Drive a Volvo that's pre 74 & '71-'73 D-jet with good ratios, but doesn't have to contend with the exhaust emissions constraint, yet & 3:1 1st and 4.10s/4.30s?
Or 1982-1983+ and EFI/computer controlled ignition/10:1 compression after they figured out how to comply with smog/get some more torque/really broad torque curve to pull the thing along with added displacement/compression and still pass emissions/get going up hills fully loaded (garbage truck ratios/same # of gears) with good economy, but it for sure won't rev very much/happily at all with 3.31s.
T-cam is better than the M/will play nice with all the existing management/wont' fry the kitty, but it won't pass emissions quite as squeaky clean for NOX.
4-speed auto by then sourced from Toyota/Aisin/copied from Borg Warner 03 design that the 2.3 could actually pull along helped too.
Or?
??? try to mix the junk bin around @ .17?/hr to find the compromise (as volvo sorta did, but was stuck with K-jet) between the two above options?
The guys in white lab coats at volvo did what they could for ya...
If you can bend a little on the emissions constraint for NOX or keeping the car totally original, and want to put more of your time in than just buying an '83+ car or -'72-'73 model would cost...

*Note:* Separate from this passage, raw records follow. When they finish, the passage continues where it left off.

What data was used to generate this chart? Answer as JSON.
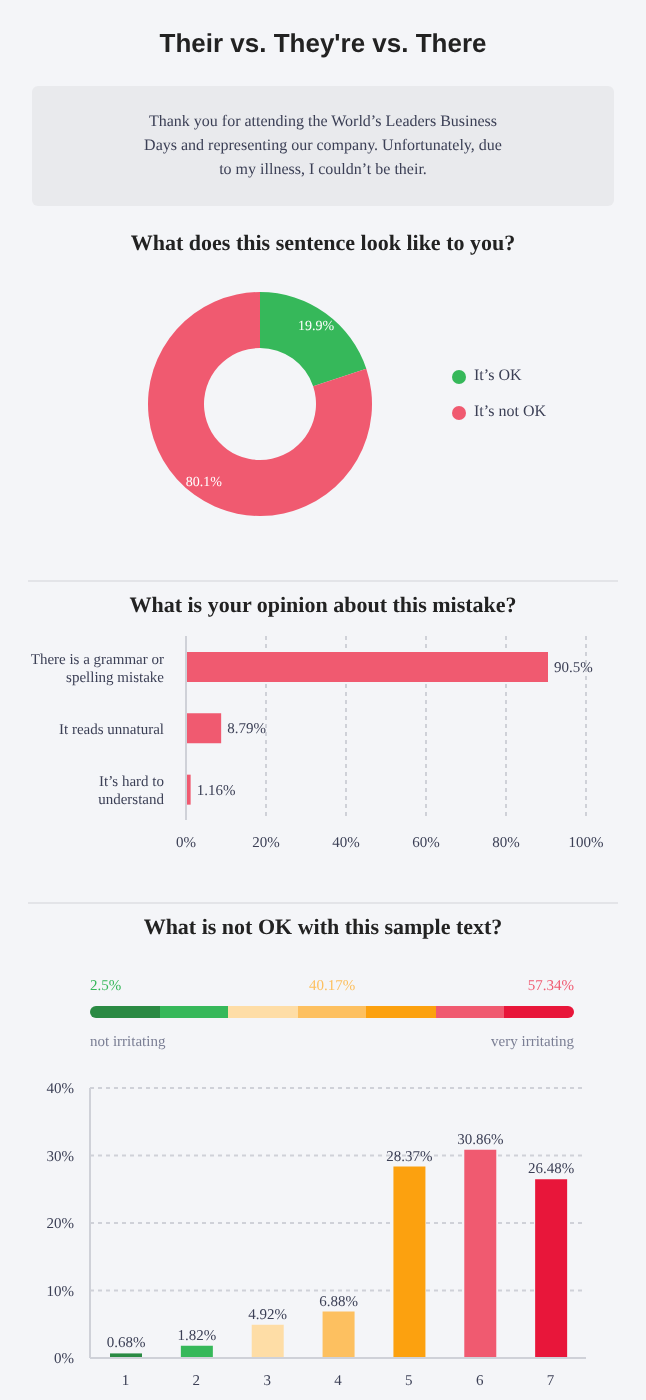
{
  "chart_data": [
    {
      "type": "other",
      "title": "Their vs. They're vs. There",
      "annotations": [
        "Thank you for attending the World’s Leaders Business Days and representing our company. Unfortunately, due to my illness, I couldn’t be their."
      ]
    },
    {
      "type": "donut",
      "title": "What does this sentence look like to you?",
      "categories": [
        "It’s OK",
        "It’s not OK"
      ],
      "values": [
        19.9,
        80.1
      ],
      "colors": [
        "#36b85a",
        "#f05a70"
      ],
      "value_labels": [
        "19.9%",
        "80.1%"
      ],
      "legend": "right"
    },
    {
      "type": "bar",
      "orientation": "horizontal",
      "title": "What is your opinion about this mistake?",
      "categories": [
        "There is a grammar or spelling mistake",
        "It reads unnatural",
        "It’s hard to understand"
      ],
      "values": [
        90.5,
        8.79,
        1.16
      ],
      "color": "#f05a70",
      "value_labels": [
        "90.5%",
        "8.79%",
        "1.16%"
      ],
      "xlim": [
        0,
        100
      ],
      "xticks": [
        {
          "value": 0,
          "label": "0%"
        },
        {
          "value": 20,
          "label": "20%"
        },
        {
          "value": 40,
          "label": "40%"
        },
        {
          "value": 60,
          "label": "60%"
        },
        {
          "value": 80,
          "label": "80%"
        },
        {
          "value": 100,
          "label": "100%"
        }
      ],
      "grid": "x"
    },
    {
      "type": "bar",
      "title": "What is not OK with this sample text?",
      "categories": [
        "1",
        "2",
        "3",
        "4",
        "5",
        "6",
        "7"
      ],
      "values": [
        0.68,
        1.82,
        4.92,
        6.88,
        28.37,
        30.86,
        26.48
      ],
      "colors": [
        "#2a8a43",
        "#36b85a",
        "#fedda6",
        "#fdc060",
        "#fca10f",
        "#f05a70",
        "#e8163a"
      ],
      "value_labels": [
        "0.68%",
        "1.82%",
        "4.92%",
        "6.88%",
        "28.37%",
        "30.86%",
        "26.48%"
      ],
      "ylim": [
        0,
        40
      ],
      "yticks": [
        {
          "value": 0,
          "label": "0%"
        },
        {
          "value": 10,
          "label": "10%"
        },
        {
          "value": 20,
          "label": "20%"
        },
        {
          "value": 30,
          "label": "30%"
        },
        {
          "value": 40,
          "label": "40%"
        }
      ],
      "grid": "y",
      "annotations": [
        "2.5%",
        "40.17%",
        "57.34%",
        "not irritating",
        "very irritating"
      ]
    }
  ]
}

'79 is pretty good tho...pre wiring harness screwup by one year (chlorinated plastic being banned on most euro-trash cars then with such (existing) toxic manufacturing chemicals/processes), post horrific emissions era contraptions/compression kill now with lambda-sond & MUCH better updated fine-spline M46 by 1 year!
Could be worse?
Can't say they weren't trying/didn't do pretty well compared to other car companies or even compared to their '74-'77 "automobile dark-age" selves and where they were headed EFI+, but weren't there yet/at least they gave you something better in the inter-rim?
Could be american with terrible use of space/interior volume, fuel economy, rusts out in 2-3 years, tons of emissions contraptions, & big heavy engine with about the same amount of power as a B21F?
Are they the greatest ever? No.
But made it 40 years/still return decent economy/safety/emissions/didn't rust out instantly/can haul a lot in/on a wagon.